Subject: Re: NetBSD-3 NIS-compat getpwnam()/getpwuid iterate entire map [was Re: 3.0 YP lookup latency]
To: Jonathan Stone <jonathan@Pescadero.dsg.stanford.edu>
From: Brian Ginsbach <ginsbach@NetBSD.org>
Date: 06/23/2006 17:05:30
On Wed, Jun 21, 2006 at 02:49:23PM -0700, Jonathan Stone wrote:
> In message <20060621205606.GC8444@NetBSD.org>Brian Ginsbach writes
> >It should be as simple as changing the above call to
> > rv = _passwdcompat_pwscan(&cpw,
> > cbuf, sizeof(cbuf),
> > search, name, uid);
> Nope (again, no value-judgment implied). See the comment one line
> above your fragment which says
> /* get next user */
Alright, then the comment is wrong for two of the possible three
cases for compat. It will get the next user if _compat_pwscan()
was called via getpwent/getpwent_r. Otherwise it should look up
by key -- the other two, i.e. getpwuid/getpwuid_r and getpwnam/getpwnam_r.

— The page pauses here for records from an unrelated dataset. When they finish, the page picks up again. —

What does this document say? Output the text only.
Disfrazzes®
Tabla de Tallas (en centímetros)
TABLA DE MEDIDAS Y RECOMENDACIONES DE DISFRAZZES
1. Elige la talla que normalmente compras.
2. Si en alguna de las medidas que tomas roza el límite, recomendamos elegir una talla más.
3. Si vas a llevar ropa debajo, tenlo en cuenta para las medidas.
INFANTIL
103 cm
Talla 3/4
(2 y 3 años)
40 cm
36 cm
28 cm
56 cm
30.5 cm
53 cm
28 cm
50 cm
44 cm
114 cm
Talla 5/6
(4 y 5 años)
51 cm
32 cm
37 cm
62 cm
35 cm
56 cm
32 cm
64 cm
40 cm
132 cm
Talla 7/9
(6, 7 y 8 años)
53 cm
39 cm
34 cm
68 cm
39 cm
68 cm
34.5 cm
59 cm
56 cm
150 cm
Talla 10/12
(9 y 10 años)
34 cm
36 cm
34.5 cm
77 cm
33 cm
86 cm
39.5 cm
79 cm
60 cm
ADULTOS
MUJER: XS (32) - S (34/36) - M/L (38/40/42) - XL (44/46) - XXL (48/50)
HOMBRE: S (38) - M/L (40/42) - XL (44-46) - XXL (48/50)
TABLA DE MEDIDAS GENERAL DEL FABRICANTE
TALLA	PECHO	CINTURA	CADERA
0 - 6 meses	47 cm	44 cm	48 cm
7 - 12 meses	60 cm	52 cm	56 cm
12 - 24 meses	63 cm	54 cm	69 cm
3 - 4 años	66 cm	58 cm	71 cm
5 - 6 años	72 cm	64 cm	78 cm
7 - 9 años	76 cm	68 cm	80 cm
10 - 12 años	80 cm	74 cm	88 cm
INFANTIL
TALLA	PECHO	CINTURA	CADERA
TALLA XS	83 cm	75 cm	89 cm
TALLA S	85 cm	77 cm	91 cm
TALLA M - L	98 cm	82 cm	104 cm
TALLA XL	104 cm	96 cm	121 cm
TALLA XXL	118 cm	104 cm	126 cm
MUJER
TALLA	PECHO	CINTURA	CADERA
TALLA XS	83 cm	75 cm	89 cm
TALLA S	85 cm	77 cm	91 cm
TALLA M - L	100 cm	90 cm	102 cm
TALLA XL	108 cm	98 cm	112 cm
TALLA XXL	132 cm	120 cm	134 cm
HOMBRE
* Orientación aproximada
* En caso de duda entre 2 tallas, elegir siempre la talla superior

I'm going to change the comment to:
/* get next user or lookup by key */
> For a request where we have the key, we should *not* "get the next user":
> we should do a lookup by key, rather than iterate over all
> users in the compat map.
Agreed. I'll give Luke credit that he had everything set up correctly --
recall it did work, just slowly -- but forgot that the compat backends
maybe able to do a direct key lookup. The compat "database" is really
a superset of the "files" database.
> Your suggested fix probably does cure the immediate problem; but (on
> several aspects) it leaves the code in a state well below our par for
> code quality. One aspect is that that the comments don't match
> reality. Another is that we're relying on an (undocumented/uncommented) implementation
> artifact of the internal helper functions. Yet another is that the (single) loop
> in _compat_pwscan() is used to both loop the local file with +/= entries;
> and also (mis)used to loop over the entries in
> the compat source, for non-key lookups.
I disagree about the quality. Again, I'll give Luke credit. I
will agree that the addition of the state machinery did muck up
the works. I maintain that _compat_pwscan() is not misused to loop
over the entries for non-key lookups. Why duplicate logic that
would need to be the same for both the iterator (getpwent) and key
lookups (getpwuid or getpwnam). The iterator needs to apply the
same +/- (and by extension @, netgroup) overrides as the key lookups.
> I submit that those flaws have contributed to the bug under discussion.
I submit that Luke may have been a bit over zealous in smashing
functions together. The problem is that he used _compat_getpwent()
as the template for _compat_pwscan() rather than _compat_getpw().
> I also submit that (given this bug!) the control-flow inside
> _compat_pwscan(), and the coupling between it and
> _passwdcompat_pwscan(), is too hairy (or too hairy for the available
> time) of the average NetBSD developer. Therefore the flaws should be
> remedied, if possible. I had thought that went without saying, but
> (given off-list comments), apparently it doesn't. Brian, that's not
> in any way aimed at you, and I'm sorry to be so long-winded, but
> apparently that all *does* need to be said.
I'm not taking it that way. The control flow isn't the easiest to
follow but I'm not convinced that the cure will be any better than
> I also agree with Christos' subsequent observation that a deeper
> rework is riskier than your approach. So perhaps your suggested fix
> is actually the best candidate for a pullup to NetBSD-3.
I agree. Fix the problem at hand before creating new problems. :-)
> Brian: if you can verify that your fix works, please commit it,
> co-ordinate pullups, and let me know when it's safe to replace with a
> reworked version.
I've finally verified that my fix works as a stand-alone. I'm in
process of doing a full build. When that is complete I'll commit.